Let’s analyze the recent hedge fund action regarding Canadian Pacific Railway Limited (NYSE:CP).
What have hedge funds been doing with Canadian Pacific Railway Limited (NYSE:CP)?
At the end of the third quarter, a total of 30 of the hedge funds tracked by Insider Monkey were long this stock, a change of 20% from one quarter earlier. The graph below displays the number of hedge funds with bullish position in CP over the last 13 quarters. So, let’s find out which hedge funds were among the top holders of the stock and which hedge funds were making big moves.
When looking at the institutional investors followed by Insider Monkey, Lone Pine Capital, managed by Stephen Mandel, holds the most valuable position in Canadian Pacific Railway Limited (NYSE:CP). Lone Pine Capital has a $825.9 million position in the stock, comprising 4.2% of its 13F portfolio. The second largest stake is held by John Armitage of Egerton Capital Limited, with a $593.4 million position; the fund has 4.4% of its 13F portfolio invested in the stock. Other professional money managers with similar optimism consist of Peter Rathjens, Bruce Clarke and John Campbell’s Arrowstreet Capital, Ken Griffin’s Citadel Investment Group and Scott Ferguson’s Sachem Head Capital.
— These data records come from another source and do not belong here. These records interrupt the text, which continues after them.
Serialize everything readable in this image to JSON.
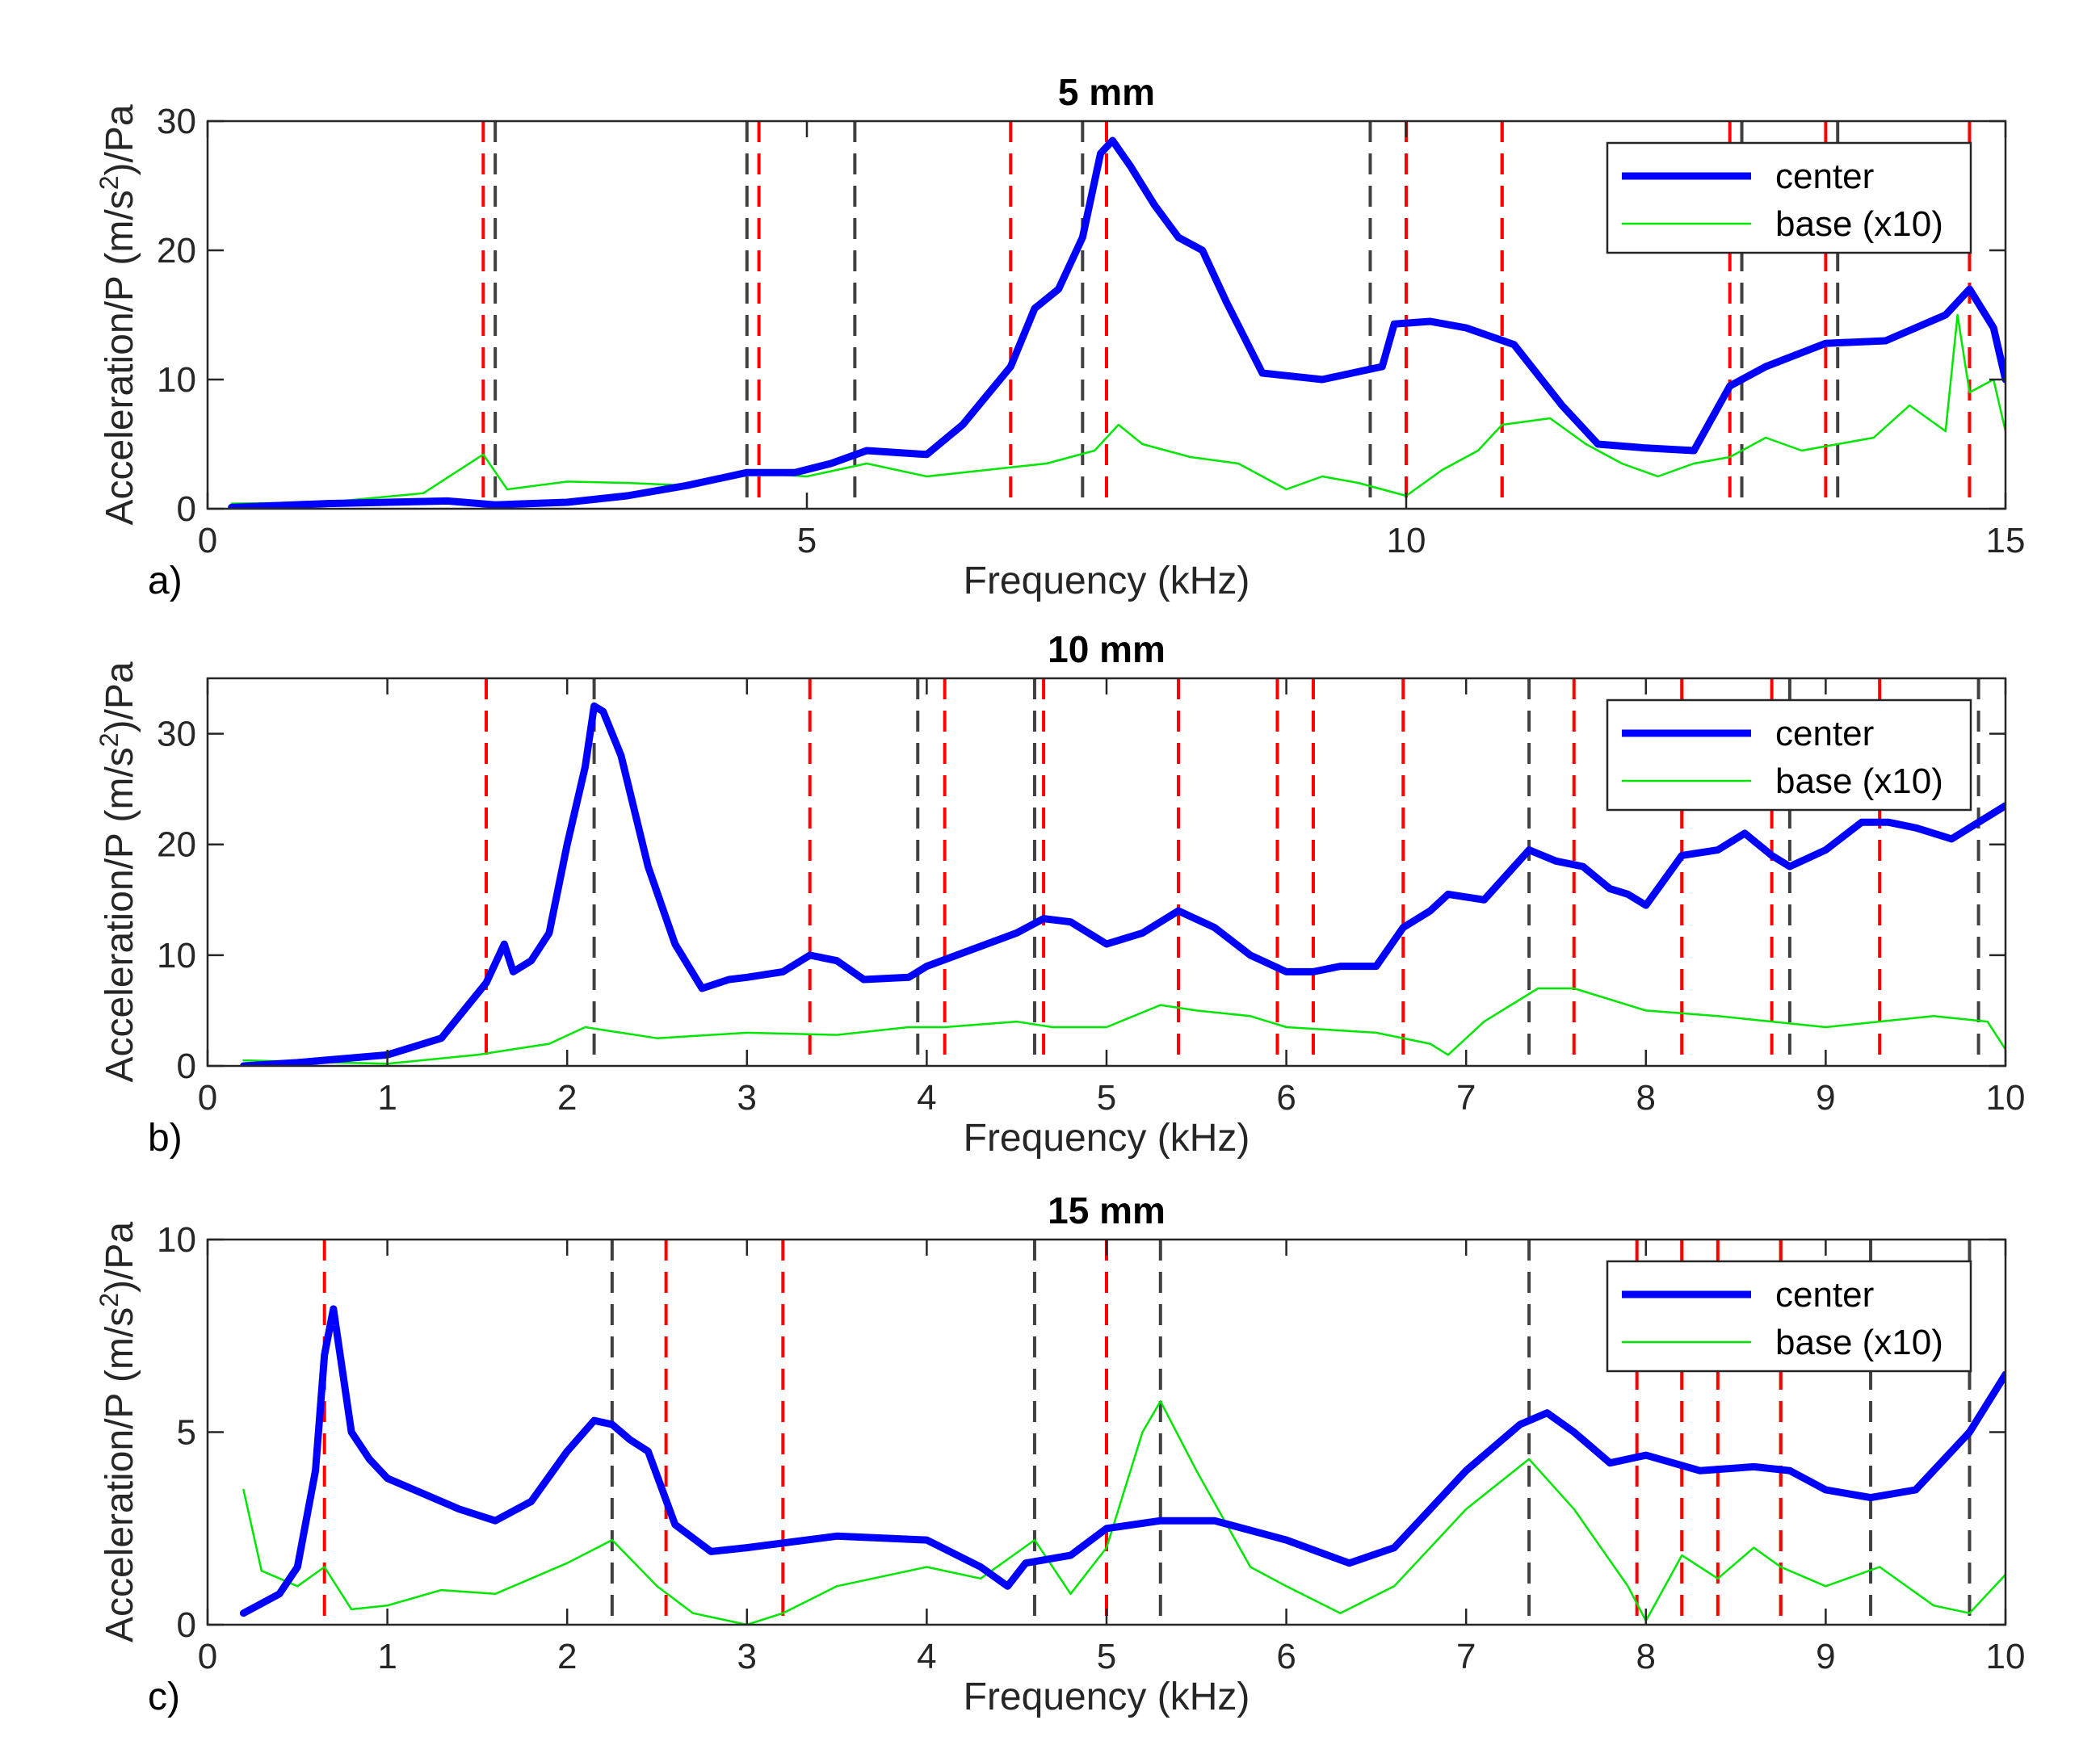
{
  "colors": {
    "center": "#0000ff",
    "base": "#00e600",
    "red_mode": "#ff0000",
    "black_mode": "#404040"
  },
  "chart_data": [
    {
      "type": "line",
      "panel_label": "a)",
      "title": "5 mm",
      "xlabel": "Frequency (kHz)",
      "ylabel": "Acceleration/P (m/s^2)/Pa",
      "ylabel_parts": [
        "Acceleration/P (m/s",
        "2",
        ")/Pa"
      ],
      "xlim": [
        0,
        15
      ],
      "ylim": [
        0,
        30
      ],
      "xticks": [
        0,
        5,
        10,
        15
      ],
      "yticks": [
        0,
        10,
        20,
        30
      ],
      "legend": [
        "center",
        "base (x10)"
      ],
      "red_modes": [
        2.3,
        4.6,
        6.7,
        7.5,
        10.0,
        10.8,
        12.7,
        13.5,
        14.7
      ],
      "black_modes": [
        2.4,
        4.5,
        5.4,
        7.3,
        9.7,
        10.8,
        12.8,
        13.6,
        14.7
      ],
      "series": [
        {
          "name": "center",
          "x": [
            0.2,
            1.0,
            2.0,
            2.4,
            3.0,
            3.5,
            4.0,
            4.5,
            4.9,
            5.2,
            5.5,
            6.0,
            6.3,
            6.7,
            6.9,
            7.1,
            7.3,
            7.45,
            7.55,
            7.7,
            7.9,
            8.1,
            8.3,
            8.5,
            8.8,
            9.0,
            9.3,
            9.6,
            9.8,
            9.9,
            10.2,
            10.5,
            10.9,
            11.3,
            11.6,
            12.0,
            12.4,
            12.7,
            13.0,
            13.5,
            14.0,
            14.5,
            14.7,
            14.9,
            15.0
          ],
          "y": [
            0.1,
            0.4,
            0.6,
            0.3,
            0.5,
            1.0,
            1.8,
            2.8,
            2.8,
            3.5,
            4.5,
            4.2,
            6.5,
            11.0,
            15.5,
            17.0,
            21.0,
            27.5,
            28.5,
            26.5,
            23.5,
            21.0,
            20.0,
            16.0,
            10.5,
            10.3,
            10.0,
            10.6,
            11.0,
            14.3,
            14.5,
            14.0,
            12.7,
            8.0,
            5.0,
            4.7,
            4.5,
            9.5,
            11.0,
            12.8,
            13.0,
            15.0,
            17.0,
            14.0,
            10.0
          ]
        },
        {
          "name": "base (x10)",
          "x": [
            0.2,
            1.0,
            1.8,
            2.3,
            2.5,
            3.0,
            3.5,
            4.0,
            4.5,
            5.0,
            5.5,
            6.0,
            6.5,
            7.0,
            7.4,
            7.6,
            7.8,
            8.2,
            8.6,
            9.0,
            9.3,
            9.6,
            9.8,
            10.0,
            10.3,
            10.6,
            10.8,
            11.2,
            11.5,
            11.8,
            12.1,
            12.4,
            12.7,
            13.0,
            13.3,
            13.6,
            13.9,
            14.2,
            14.5,
            14.6,
            14.7,
            14.9,
            15.0
          ],
          "y": [
            0.4,
            0.5,
            1.2,
            4.2,
            1.5,
            2.1,
            2.0,
            1.8,
            2.8,
            2.5,
            3.5,
            2.5,
            3.0,
            3.5,
            4.5,
            6.5,
            5.0,
            4.0,
            3.5,
            1.5,
            2.5,
            2.0,
            1.5,
            1.0,
            3.0,
            4.5,
            6.5,
            7.0,
            5.0,
            3.5,
            2.5,
            3.5,
            4.0,
            5.5,
            4.5,
            5.0,
            5.5,
            8.0,
            6.0,
            15.0,
            9.0,
            10.0,
            6.0
          ]
        }
      ]
    },
    {
      "type": "line",
      "panel_label": "b)",
      "title": "10 mm",
      "xlabel": "Frequency (kHz)",
      "ylabel": "Acceleration/P (m/s^2)/Pa",
      "ylabel_parts": [
        "Acceleration/P (m/s",
        "2",
        ")/Pa"
      ],
      "xlim": [
        0,
        10
      ],
      "ylim": [
        0,
        35
      ],
      "xticks": [
        0,
        1,
        2,
        3,
        4,
        5,
        6,
        7,
        8,
        9,
        10
      ],
      "yticks": [
        0,
        10,
        20,
        30
      ],
      "legend": [
        "center",
        "base (x10)"
      ],
      "red_modes": [
        1.55,
        3.35,
        4.1,
        4.65,
        5.4,
        5.95,
        6.15,
        6.65,
        7.6,
        8.2,
        8.7,
        9.3
      ],
      "black_modes": [
        2.15,
        3.95,
        4.6,
        7.35,
        8.2,
        8.8,
        9.85
      ],
      "series": [
        {
          "name": "center",
          "x": [
            0.2,
            0.5,
            1.0,
            1.3,
            1.55,
            1.65,
            1.7,
            1.8,
            1.9,
            2.0,
            2.1,
            2.15,
            2.2,
            2.3,
            2.45,
            2.6,
            2.75,
            2.9,
            3.0,
            3.2,
            3.35,
            3.5,
            3.65,
            3.9,
            4.0,
            4.2,
            4.5,
            4.65,
            4.8,
            5.0,
            5.2,
            5.4,
            5.6,
            5.8,
            6.0,
            6.15,
            6.3,
            6.5,
            6.65,
            6.8,
            6.9,
            7.1,
            7.35,
            7.5,
            7.65,
            7.8,
            7.9,
            8.0,
            8.2,
            8.4,
            8.55,
            8.7,
            8.8,
            9.0,
            9.2,
            9.35,
            9.5,
            9.7,
            9.85,
            10.0
          ],
          "y": [
            0.0,
            0.3,
            1.0,
            2.5,
            7.5,
            11.0,
            8.5,
            9.5,
            12.0,
            20.0,
            27.0,
            32.5,
            32.0,
            28.0,
            18.0,
            11.0,
            7.0,
            7.8,
            8.0,
            8.5,
            10.0,
            9.5,
            7.8,
            8.0,
            9.0,
            10.2,
            12.0,
            13.3,
            13.0,
            11.0,
            12.0,
            14.0,
            12.5,
            10.0,
            8.5,
            8.5,
            9.0,
            9.0,
            12.5,
            14.0,
            15.5,
            15.0,
            19.5,
            18.5,
            18.0,
            16.0,
            15.5,
            14.5,
            19.0,
            19.5,
            21.0,
            19.0,
            18.0,
            19.5,
            22.0,
            22.0,
            21.5,
            20.5,
            22.0,
            23.5
          ]
        },
        {
          "name": "base (x10)",
          "x": [
            0.2,
            1.0,
            1.5,
            1.7,
            1.9,
            2.1,
            2.3,
            2.5,
            3.0,
            3.5,
            3.9,
            4.1,
            4.5,
            4.7,
            5.0,
            5.3,
            5.5,
            5.8,
            6.0,
            6.5,
            6.8,
            6.9,
            7.1,
            7.4,
            7.6,
            7.8,
            8.0,
            8.4,
            8.7,
            9.0,
            9.3,
            9.6,
            9.9,
            10.0
          ],
          "y": [
            0.5,
            0.2,
            1.0,
            1.5,
            2.0,
            3.5,
            3.0,
            2.5,
            3.0,
            2.8,
            3.5,
            3.5,
            4.0,
            3.5,
            3.5,
            5.5,
            5.0,
            4.5,
            3.5,
            3.0,
            2.0,
            1.0,
            4.0,
            7.0,
            7.0,
            6.0,
            5.0,
            4.5,
            4.0,
            3.5,
            4.0,
            4.5,
            4.0,
            1.5
          ]
        }
      ]
    },
    {
      "type": "line",
      "panel_label": "c)",
      "title": "15 mm",
      "xlabel": "Frequency (kHz)",
      "ylabel": "Acceleration/P (m/s^2)/Pa",
      "ylabel_parts": [
        "Acceleration/P (m/s",
        "2",
        ")/Pa"
      ],
      "xlim": [
        0,
        10
      ],
      "ylim": [
        0,
        10
      ],
      "xticks": [
        0,
        1,
        2,
        3,
        4,
        5,
        6,
        7,
        8,
        9,
        10
      ],
      "yticks": [
        0,
        5,
        10
      ],
      "legend": [
        "center",
        "base (x10)"
      ],
      "red_modes": [
        0.65,
        2.55,
        3.2,
        5.0,
        7.95,
        8.2,
        8.4,
        8.75
      ],
      "black_modes": [
        2.25,
        4.6,
        5.3,
        7.35,
        8.2,
        8.75,
        9.25,
        9.8
      ],
      "series": [
        {
          "name": "center",
          "x": [
            0.2,
            0.4,
            0.5,
            0.6,
            0.65,
            0.7,
            0.8,
            0.9,
            1.0,
            1.2,
            1.4,
            1.6,
            1.8,
            2.0,
            2.15,
            2.25,
            2.35,
            2.45,
            2.6,
            2.8,
            3.0,
            3.5,
            4.0,
            4.3,
            4.45,
            4.55,
            4.8,
            5.0,
            5.3,
            5.6,
            6.0,
            6.35,
            6.6,
            6.8,
            7.0,
            7.3,
            7.45,
            7.6,
            7.8,
            8.0,
            8.3,
            8.6,
            8.8,
            9.0,
            9.25,
            9.5,
            9.8,
            10.0
          ],
          "y": [
            0.3,
            0.8,
            1.5,
            4.0,
            7.0,
            8.2,
            5.0,
            4.3,
            3.8,
            3.4,
            3.0,
            2.7,
            3.2,
            4.5,
            5.3,
            5.2,
            4.8,
            4.5,
            2.6,
            1.9,
            2.0,
            2.3,
            2.2,
            1.5,
            1.0,
            1.6,
            1.8,
            2.5,
            2.7,
            2.7,
            2.2,
            1.6,
            2.0,
            3.0,
            4.0,
            5.2,
            5.5,
            5.0,
            4.2,
            4.4,
            4.0,
            4.1,
            4.0,
            3.5,
            3.3,
            3.5,
            5.0,
            6.5
          ]
        },
        {
          "name": "base (x10)",
          "x": [
            0.2,
            0.3,
            0.5,
            0.65,
            0.8,
            1.0,
            1.3,
            1.6,
            2.0,
            2.25,
            2.5,
            2.7,
            3.0,
            3.2,
            3.5,
            4.0,
            4.3,
            4.6,
            4.8,
            5.0,
            5.2,
            5.3,
            5.5,
            5.8,
            6.0,
            6.3,
            6.6,
            7.0,
            7.35,
            7.6,
            7.9,
            8.0,
            8.2,
            8.4,
            8.6,
            8.75,
            9.0,
            9.3,
            9.6,
            9.8,
            10.0
          ],
          "y": [
            3.5,
            1.4,
            1.0,
            1.5,
            0.4,
            0.5,
            0.9,
            0.8,
            1.6,
            2.2,
            1.0,
            0.3,
            0.0,
            0.3,
            1.0,
            1.5,
            1.2,
            2.2,
            0.8,
            2.0,
            5.0,
            5.8,
            4.0,
            1.5,
            1.0,
            0.3,
            1.0,
            3.0,
            4.3,
            3.0,
            1.0,
            0.1,
            1.8,
            1.2,
            2.0,
            1.5,
            1.0,
            1.5,
            0.5,
            0.3,
            1.3
          ]
        }
      ]
    }
  ]
}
As aggregate interest increased, some big names have been driving this bullishness. Sachem Head Capital, managed by Scott Ferguson, created the most valuable position in Canadian Pacific Railway Limited (NYSE:CP). Sachem Head Capital had $149.4 million invested in the company at the end of the quarter. Ben Levine, Andrew Manuel and Stefan Renold’s LMR Partners also initiated a $25 million position during the quarter. The other funds with new positions in the stock are Brandon Haley’s Holocene Advisors, Todd J. Kantor’s Encompass Capital Advisors, and Guy Shahar’s DSAM Partners.
Let’s check out hedge fund activity in other stocks – not necessarily in the same industry as Canadian Pacific Railway Limited (NYSE:CP) but similarly valued. We will take a look at Advanced Micro Devices, Inc. (NASDAQ:AMD), TD Ameritrade Holding Corp. (NASDAQ:AMTD), NetEase, Inc (NASDAQ:NTES), and Centene Corp (NYSE:CNC). This group of stocks’ market valuations are similar to CP’s market valuation.
Ticker | No of HFs with positions | Total Value of HF Positions (x1000) | Change in HF Position |
---|---|---|---|
AMD | 28 | 600368 | 1 |
AMTD | 18 | 575391 | -10 |
NTES | 26 | 3081199 | 2 |
CNC | 49 | 1980935 | 7 |
Average | 30.25 | 1559473 | 0 |
View table here if you experience formatting issues.
As you can see these stocks had an average of 30.25 hedge funds with bullish positions and the average amount invested in these stocks was $1.56 billion. That figure was $2.73 billion in CP’s case. Centene Corp (NYSE:CNC) is the most popular stock in this table. On the other hand TD Ameritrade Holding Corp. (NASDAQ:AMTD) is the least popular one with only 18 bullish hedge fund positions. Canadian Pacific Railway Limited (NYSE:CP) is not the least popular stock in this group but hedge fund interest is still below average. This is a slightly negative signal and we’d rather spend our time researching stocks that hedge funds are piling on. In this regard CNC might be a better candidate to consider a long position.